The Declaration states the truth that “all men are created equal” and the 14th Amendment goes further in that they should be afforded equal protection under the law. Equal protection within the context of collegiate admissions includes that the accrediting bodies and the schools themselves have and uphold admissions policies that can withstand internal and external scrutiny within the academic and legal arena. The social engineering of affirmative action based admissions overweighted and categorized applicant characteristics to achieve goals that these universities could neither define nor defend; particularly within the context of their own past practices (Thomas p28).

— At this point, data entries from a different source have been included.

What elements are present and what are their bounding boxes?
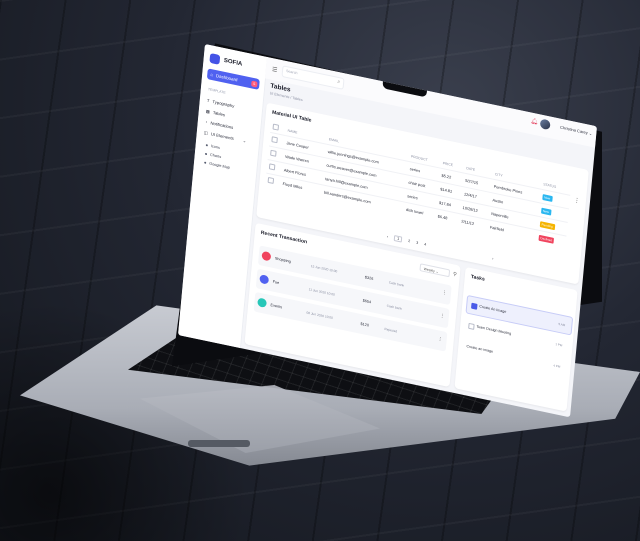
status-badge: New: [540, 207, 552, 215]
next-page-button[interactable]: ›: [492, 257, 494, 261]
text-icon: T: [206, 97, 210, 104]
task-time: 5 AM: [558, 321, 566, 328]
task-label: Create an image: [466, 344, 494, 354]
transaction-status: Cash bank: [388, 280, 405, 288]
task-label: Create An Image: [479, 304, 507, 314]
page-button-3[interactable]: 3: [416, 241, 418, 245]
user-name: Christina Carey: [559, 124, 588, 136]
tasks-card: Tasks Create An Image 5 AM Team Design M…: [454, 266, 578, 412]
page-button-4[interactable]: 4: [424, 242, 426, 246]
ui-elements-submenu: Icons Charts Google Map: [204, 140, 232, 172]
app-screen: SOFIA ⌂ Dashboard 5 TEMPLATE T Typography…: [178, 44, 597, 418]
card-title: Tasks: [470, 273, 485, 283]
sidebar-subitem-label: Google Map: [209, 161, 231, 170]
laptop-lid: SOFIA ⌂ Dashboard 5 TEMPLATE T Typography…: [0, 0, 640, 541]
table-icon: ▦: [205, 108, 211, 115]
sidebar-item-label: UI Elements: [210, 131, 234, 141]
fuel-icon: [259, 274, 270, 285]
task-time: 1 PM: [555, 342, 563, 348]
more-options-icon[interactable]: ⋮: [439, 313, 445, 320]
chevron-down-icon: ⌄: [588, 130, 593, 137]
period-dropdown[interactable]: Weekly ⌄: [419, 263, 451, 278]
transaction-name: Events: [270, 303, 283, 310]
search-placeholder: Search: [285, 68, 298, 76]
card-title: Material UI Table: [271, 109, 312, 124]
row-checkbox[interactable]: [265, 173, 282, 190]
nav-section-label: TEMPLATE: [207, 87, 226, 95]
task-checkbox[interactable]: [468, 322, 475, 330]
logo-icon: [209, 53, 221, 65]
status-badge: Pending: [539, 220, 555, 230]
bullet-icon: [204, 161, 207, 164]
home-icon: ⌂: [210, 71, 214, 78]
task-time: 4 PM: [553, 363, 561, 369]
sidebar-subitem-label: Icons: [210, 143, 221, 150]
page-button-2[interactable]: 2: [408, 239, 410, 243]
menu-icon[interactable]: ☰: [272, 66, 278, 74]
shopping-bag-icon: [261, 250, 272, 262]
card-title: Recent Transaction: [260, 229, 308, 246]
brand-logo[interactable]: SOFIA: [209, 53, 242, 69]
filter-icon[interactable]: ⚲: [453, 271, 457, 278]
notification-badge: 5: [251, 79, 258, 88]
transaction-amount: $120: [360, 321, 370, 328]
more-options-icon[interactable]: ⋮: [437, 336, 443, 343]
search-input[interactable]: Search ⌕: [281, 65, 345, 90]
chevron-down-icon: ⌄: [242, 138, 247, 144]
transaction-date: 15 Jun 2020 10:00: [310, 264, 338, 274]
transaction-status: Rejected: [384, 326, 398, 334]
task-checkbox[interactable]: [471, 302, 478, 310]
more-options-icon[interactable]: ⋮: [574, 197, 581, 205]
transaction-date: 11 Jun 2020 10:00: [308, 287, 336, 297]
bullet-icon: [205, 143, 208, 146]
sidebar-item-label: Dashboard: [215, 73, 238, 83]
chevron-down-icon: ⌄: [435, 269, 439, 274]
bell-icon: ◔: [204, 119, 208, 125]
layers-icon: ◫: [203, 129, 209, 136]
status-badge: New: [541, 193, 553, 202]
prev-page-button[interactable]: ‹: [387, 235, 389, 239]
transaction-date: 08 Jun 2020 10:00: [306, 310, 334, 321]
nav-list: T Typography ▦ Tables ◔ Notifications ◫ UI E…: [203, 95, 249, 147]
avatar[interactable]: [539, 118, 551, 131]
transaction-status: Cash bank: [386, 303, 403, 311]
task-label: Team Design Meeting: [476, 324, 512, 336]
transaction-name: Fue: [272, 279, 280, 286]
sidebar-item-label: Tables: [212, 109, 226, 118]
transaction-amount: $326: [364, 275, 374, 282]
notification-bell-icon[interactable]: 🔔︎: [530, 117, 538, 125]
data-table: NAME EMAIL PRODUCT PRICE DATE CITY STATU…: [265, 121, 571, 250]
event-icon: [257, 297, 267, 309]
transaction-amount: $654: [362, 298, 372, 305]
bullet-icon: [204, 152, 208, 155]
user-menu[interactable]: Christina Carey ⌄: [560, 125, 593, 137]
dropdown-value: Weekly: [423, 266, 435, 274]
more-options-icon[interactable]: ⋮: [442, 290, 448, 297]
sidebar-subitem-label: Charts: [209, 152, 222, 159]
brand-name: SOFIA: [223, 57, 243, 68]
transaction-name: Shopping: [274, 256, 292, 264]
sidebar-item-dashboard[interactable]: ⌂ Dashboard 5: [206, 68, 260, 90]
page-button-1[interactable]: 1: [393, 235, 403, 243]
search-icon[interactable]: ⌕: [337, 79, 340, 85]
status-badge: Declined: [538, 234, 555, 244]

Academic admissions policies can and have been built to align with university and program goals towards academic achievement, graduation, and subsequent military service in a fashion that I believe, has provided equal protection to applicants. Current centralized application systems have enabled us to build best practices that ensure the rights of the applicant to receive a fair review and inform the admission of students into educational programs who can and have achieved adequate educational outcomes according to the mission of the institution and the military services; nothing more. These practices can and have survived internal and external scrutiny from university and specialized accrediting agencies.
Colonel (Ret) Croy retired from the Army in 2022 and served as the Dean of the Graduate School at the Army Medical Center of Excellence at JBSA-Fort Sam Houston where he oversaw the creation and management of military graduate school admissions policies and practices for allied health programs at the master’s and doctoral level each with university level and specialized accreditation requirements. He instituted the incorporation of centralized application systems into admissions practices improving the fairness and defensibility of nationwide student recruitment and enrollment practices. The opinions herein are his own.